Sometimes I walk out of a movie, like the ‘Dallas Buyers Club,’ and go “WOW.” Most of the time I straighten out my legs, stand up and sigh, “Oh, well.” Then there was my surprise reaction to last year’s SDFF Starz Denver Film Festival Belgian movie, “Broken Circle Breakdown.” When the movie was over and without warning, I broke into sobs. Then I pulled myself together to get out of the theater and cried all the way home in my car. Last night I walked out of the movie, ‘Boyhood‘ and simply went, “Ah.” I didn’t want to leave and I wanted to hug everyone in the movie. It felt really good.
Richard Linklater‘s newest creation (director of Dazed & Confused, 1993) has taken film to a new moment with Boyhood. The story line is about family. The who & what characteristics of a family and how time marks its growth. The fictional drama (as it is being called) is infiltrated with overwhelming, engaging elements of reality. Ultimately gifting the audience with real-time changes (braces, baby fat, long hair, short hair) of the entire cast. Filmed for several days each year over a twelve year period the audience becomes totally mesmerized with the characters. There’s only one you’ll really hate and I’ll let you figure that out. The son, (Mason) Ellar Coltrane, is the obvious break-out star of this epic reality drama who is so endearing and interesting, even at six years old, you hope and pray throughout the movie that he is always ok. His sister Lorelie Linklater (Samantha) is the quintessential ‘it’ little girl. She’s the tiny, sassy Britney Spears brat-fan of 14 years ago and, before our very eyes grows into a beautiful young college student. Mother, Patricia Arquette and father, Ethan Hawke, are equally compelling. They masterfully depict ongoing, every day life everyone can identify with at some age and period of adulthood and parenting.

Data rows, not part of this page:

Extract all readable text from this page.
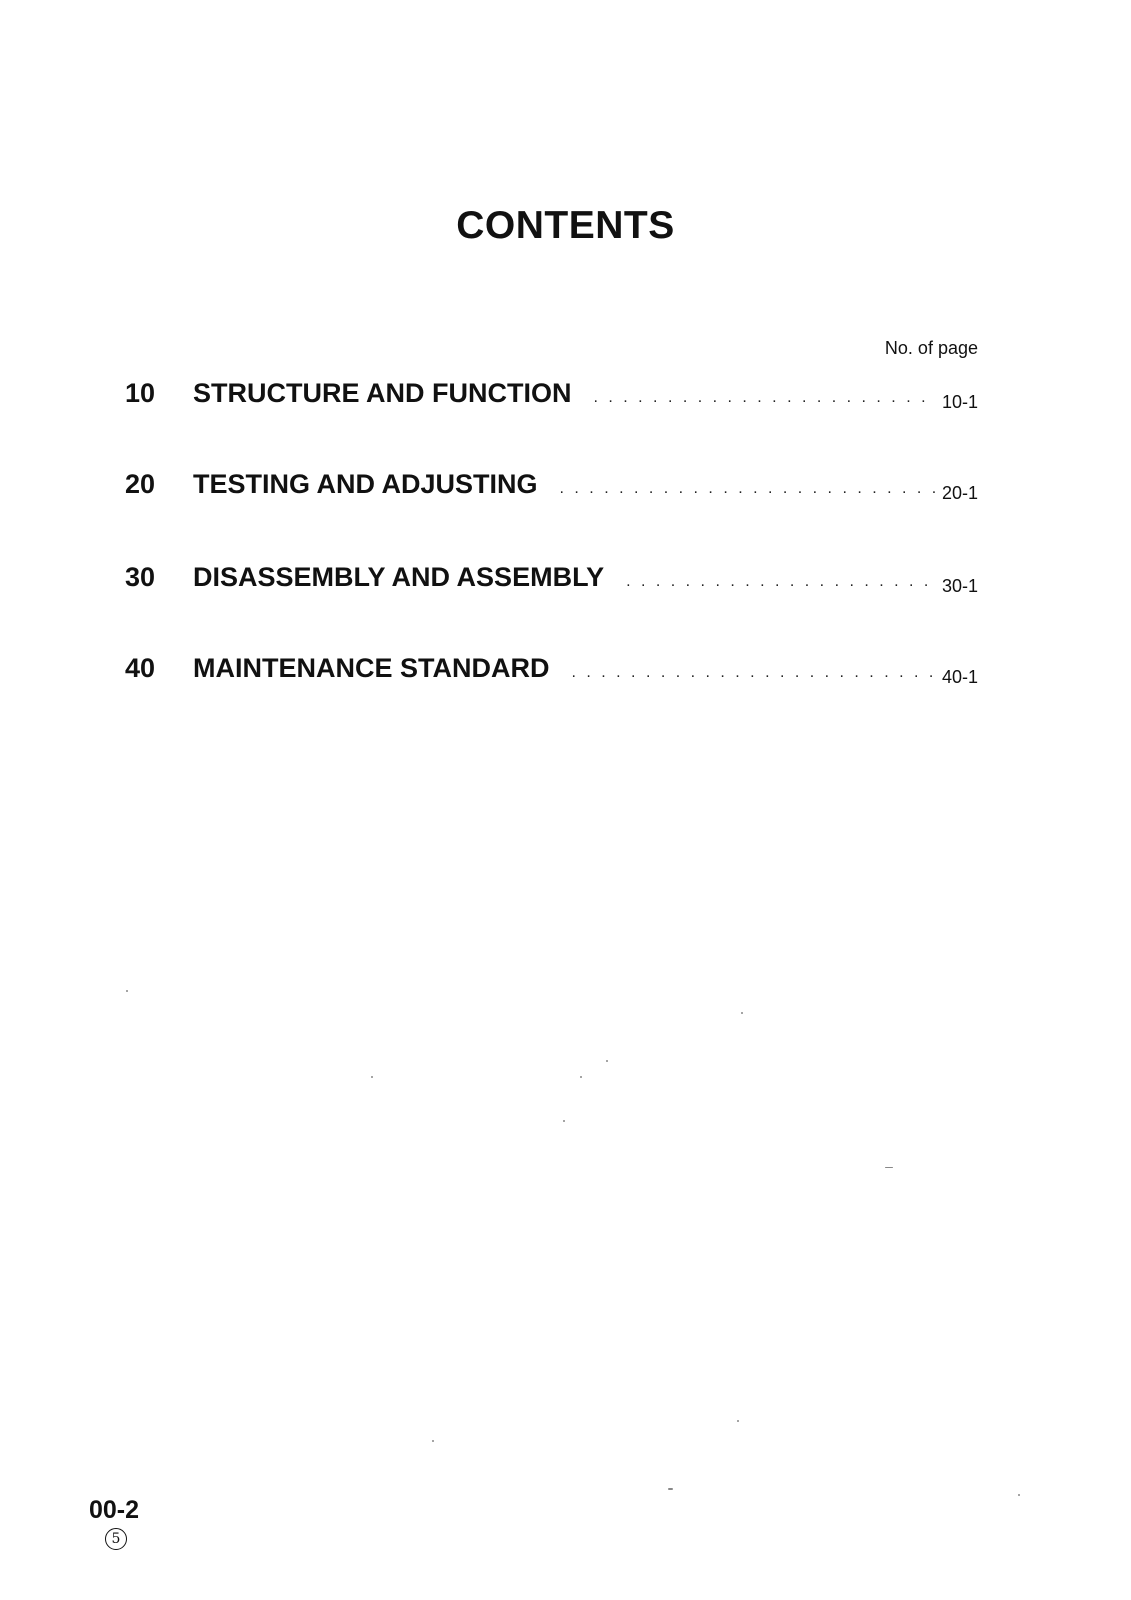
CONTENTS
No. of page
10	STRUCTURE AND FUNCTION . . .	10-1
20	TESTING AND ADJUSTING . . .	20-1
30	DISASSEMBLY AND ASSEMBLY . . .	30-1
40	MAINTENANCE STANDARD . . .	40-1
00-2
5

Boyhood proves that they are two of the best actors of our time and definitely adept at being in the moment.
Filmed in Texas, where director Linklater lives, the movie reverberates with memories. Anyone who has ever gone to school there, lived there or visited Houston or Austin enough, will feel instantly at home and a little homesick. You even get to peek inside The Continental Club and Antone’s, Austin’s still hottest spots. Linklater knows what’s important to a Texan.
I would love to go on & on about this masterpiece. But, you need to see it. You will leave the theater reluctantly, but visually and emotionally content. Orson Welles had his ‘Citizen Kane.’ This is the era of Richard Linklater.
I sort of dread the for certain, poor copycat ‘fictional dramas’ that will surely follow but more of this good fictional drama is something to look forward to. I am hoping it will evolve into other wonderful dramas that satisfy as this one did. But for this movie season, it’s ‘Boyhood,’ the movie. It will remain a work of art throughout movie history.
It’s playing at The Mayan Theater on Broadway.